Ainsi, au fil des villes, le duo observe, les protagonistes se succèdent et les films s’échappent de leur fonction initiale. Rob Rombout nous offre une diversité de personnages et de pensées en mouvement. «On s’aperçoit quand on voyage souvent que nous sommes remplis de clichés.
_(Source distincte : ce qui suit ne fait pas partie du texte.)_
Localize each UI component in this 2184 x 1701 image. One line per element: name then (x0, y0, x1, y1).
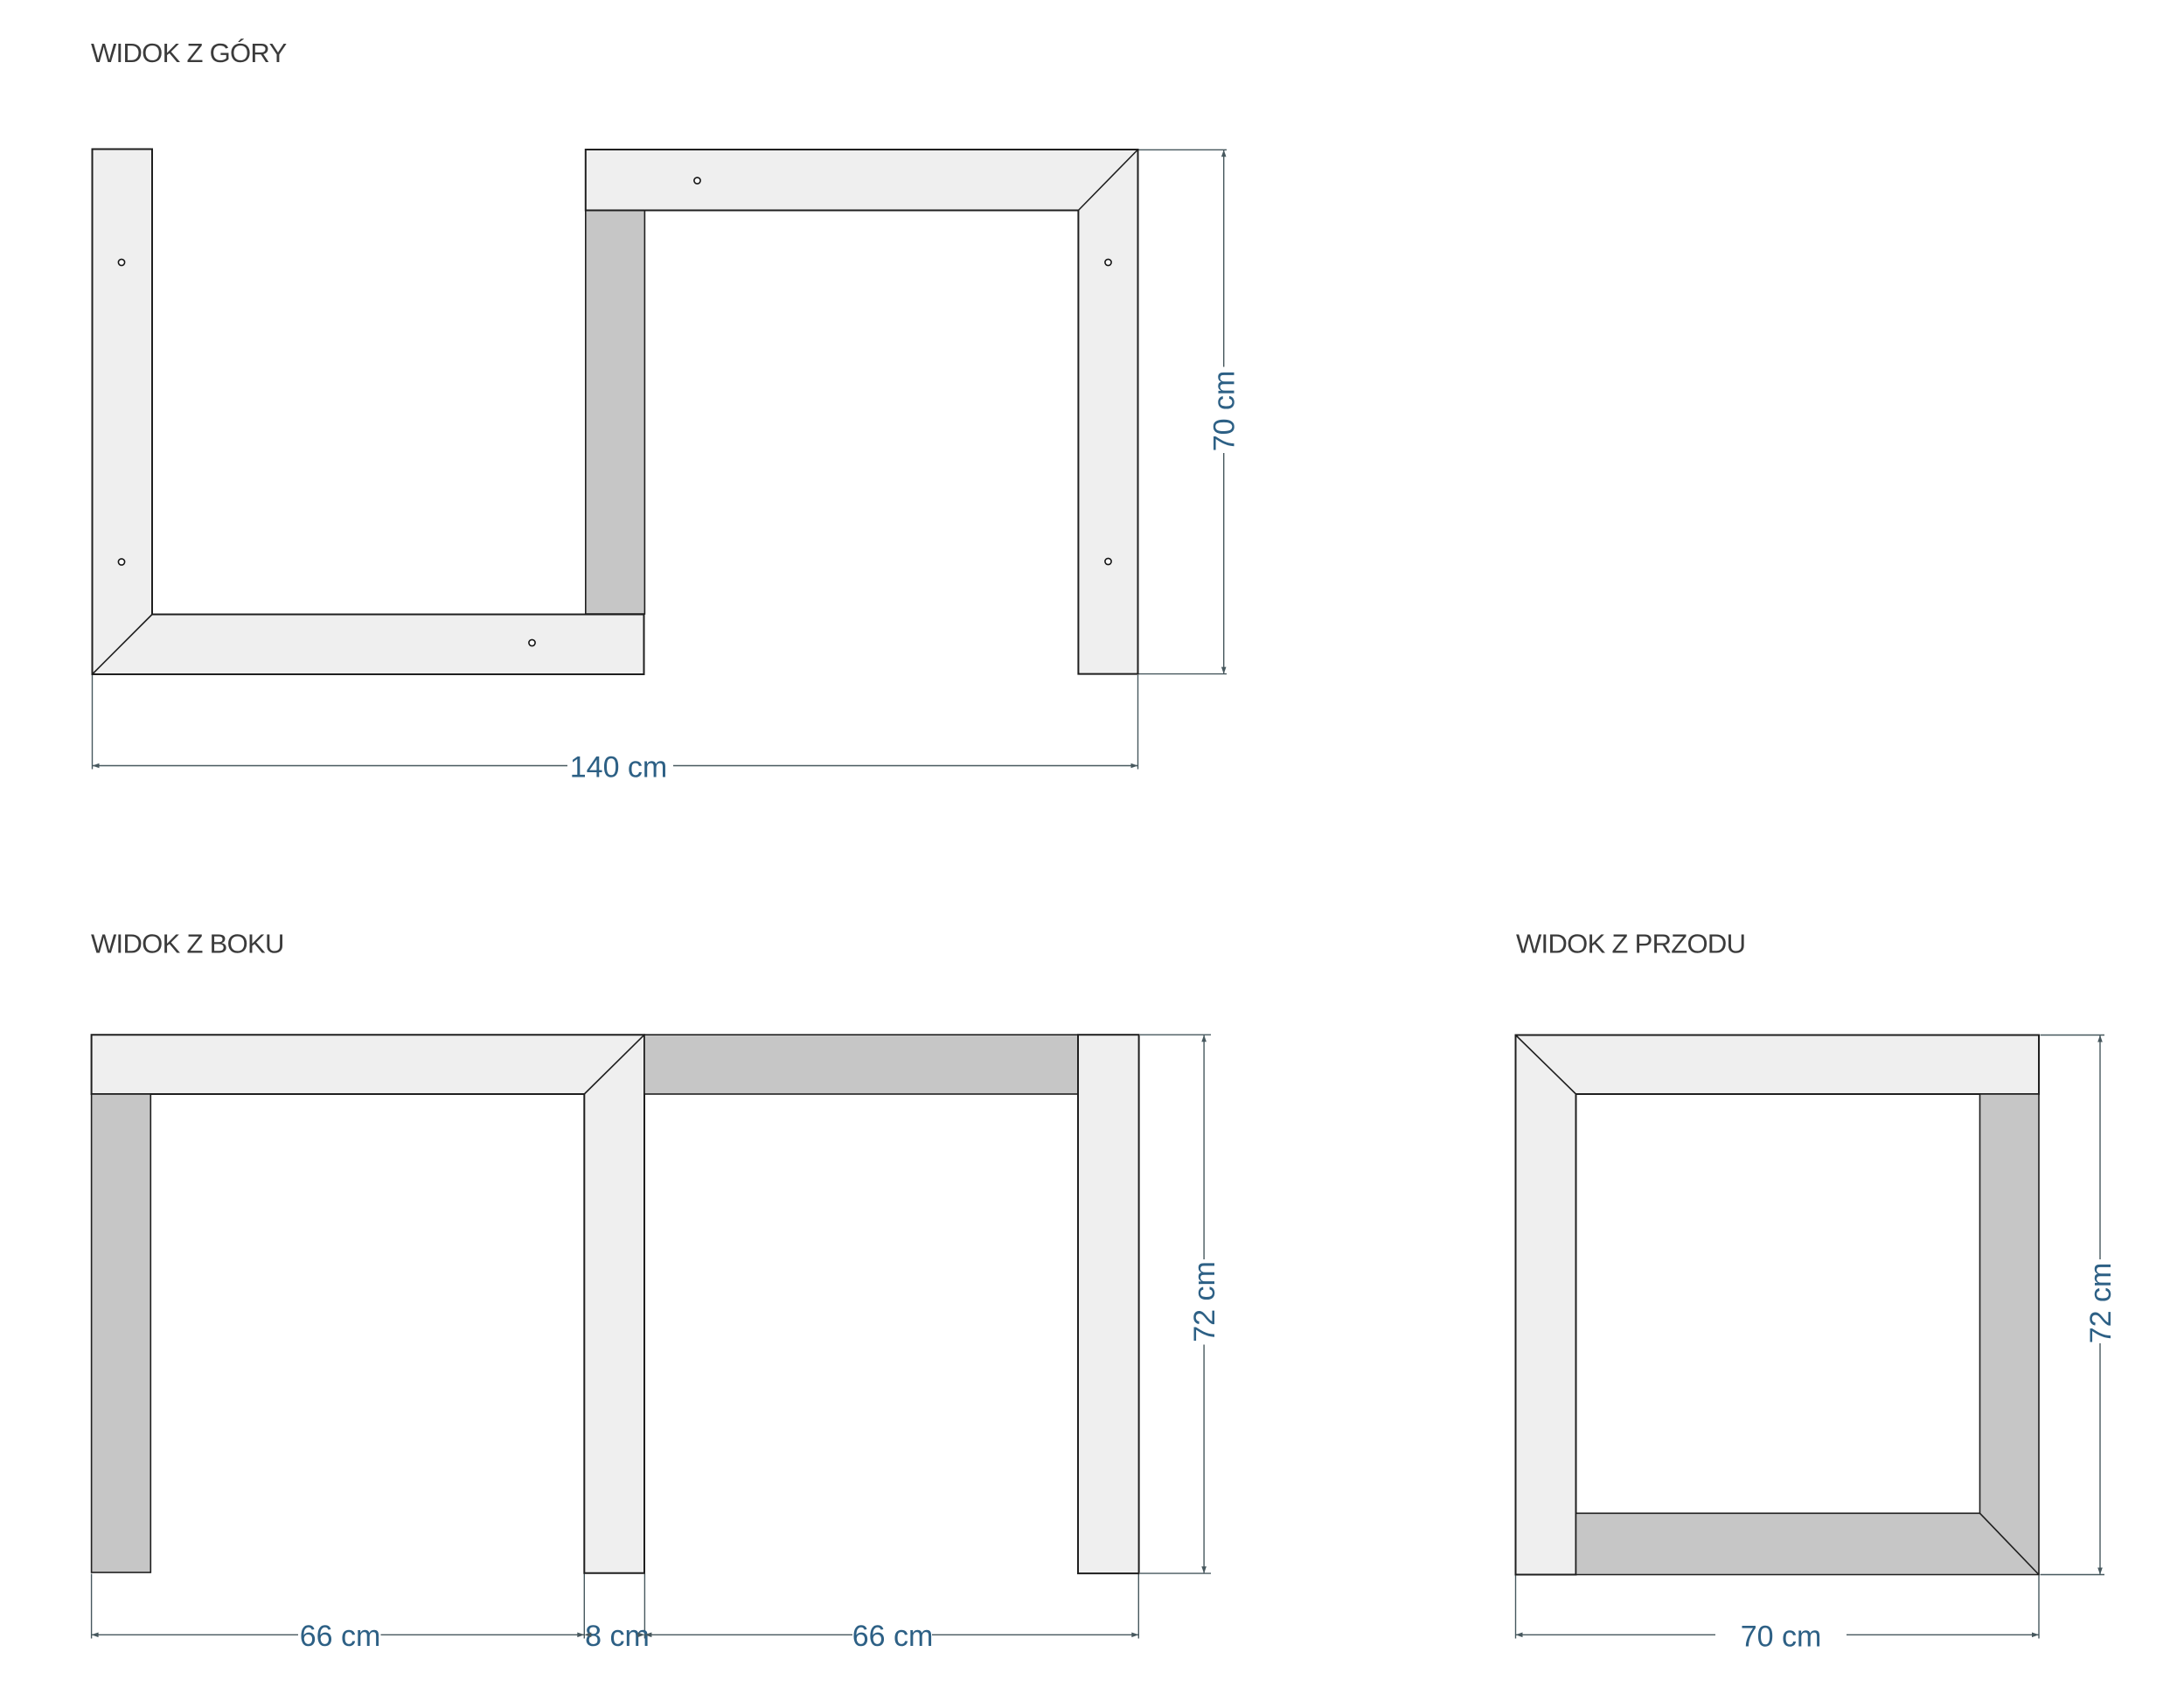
svg-text:72 cm: 72 cm (1188, 1261, 1221, 1342)
svg-text:WIDOK Z BOKU: WIDOK Z BOKU (91, 929, 284, 959)
svg-text:70 cm: 70 cm (1208, 371, 1242, 452)
svg-text:66 cm: 66 cm (300, 1620, 381, 1653)
svg-text:70 cm: 70 cm (1741, 1620, 1822, 1653)
svg-text:WIDOK Z GÓRY: WIDOK Z GÓRY (91, 38, 287, 68)
svg-text:66 cm: 66 cm (852, 1620, 934, 1653)
svg-text:140 cm: 140 cm (570, 751, 668, 784)
svg-text:WIDOK Z PRZODU: WIDOK Z PRZODU (1516, 929, 1745, 959)
svg-text:72 cm: 72 cm (2084, 1263, 2118, 1344)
C’est la raison pour laquelle on a travaillé avec une équipe américaine, pour éviter les évidences et de s’enraciner dans notre vision française, hollandaise et belge.»
© Amsterdam Stories USA de Rob Rombout et Rogier Van Eck
Un sujet le fascine cependant: le concept de prédestination. «Avons-nous un chemin dédié ou doit-on le construire nous-mêmes?», s’interroge-t-il. « Cette question revient à chaque fois à travers les choix que nous faisons en nous confrontant à notre pilote automatique.»
Et si on s’interroge sur la raison pour laquelle ces deux Néerlandais s’expriment dans la langue de Molière, il répond avec humour: «Si nous avions parlé en néerlandais, le film aurait duré 12 heures. Il est bien plus étrange de regarder ces deux hommes échanger en français dans un voyage au cœur de l’Amérique profonde. C’est très libérateur de travailler et de parler en langue française. J’ai toujours procédé de cette manière.»
© Amsterdam Stories USA de Rob Rombout et Rogier Van Eck
Rêve, mélancolie, poésie, silence… Amsterdam Stories USA se présente dès lors comme un récit contemporain à la mesure de l’engagement de Rob Rombout et de Rogier Van Eck. Une œuvre à la croisée du social, du territoire, de l’expérience et de l’intime. Dans ses projets, l’homme de 71 ans reste à l’affût des découvertes. Il travaille sur son nouveau documentaire, Video Veterans, centré sur l’évolution de quatre pionniers de l’art vidéo depuis les années 1989-1990. Un voyage qui s’invite cette fois au cœur de son studio.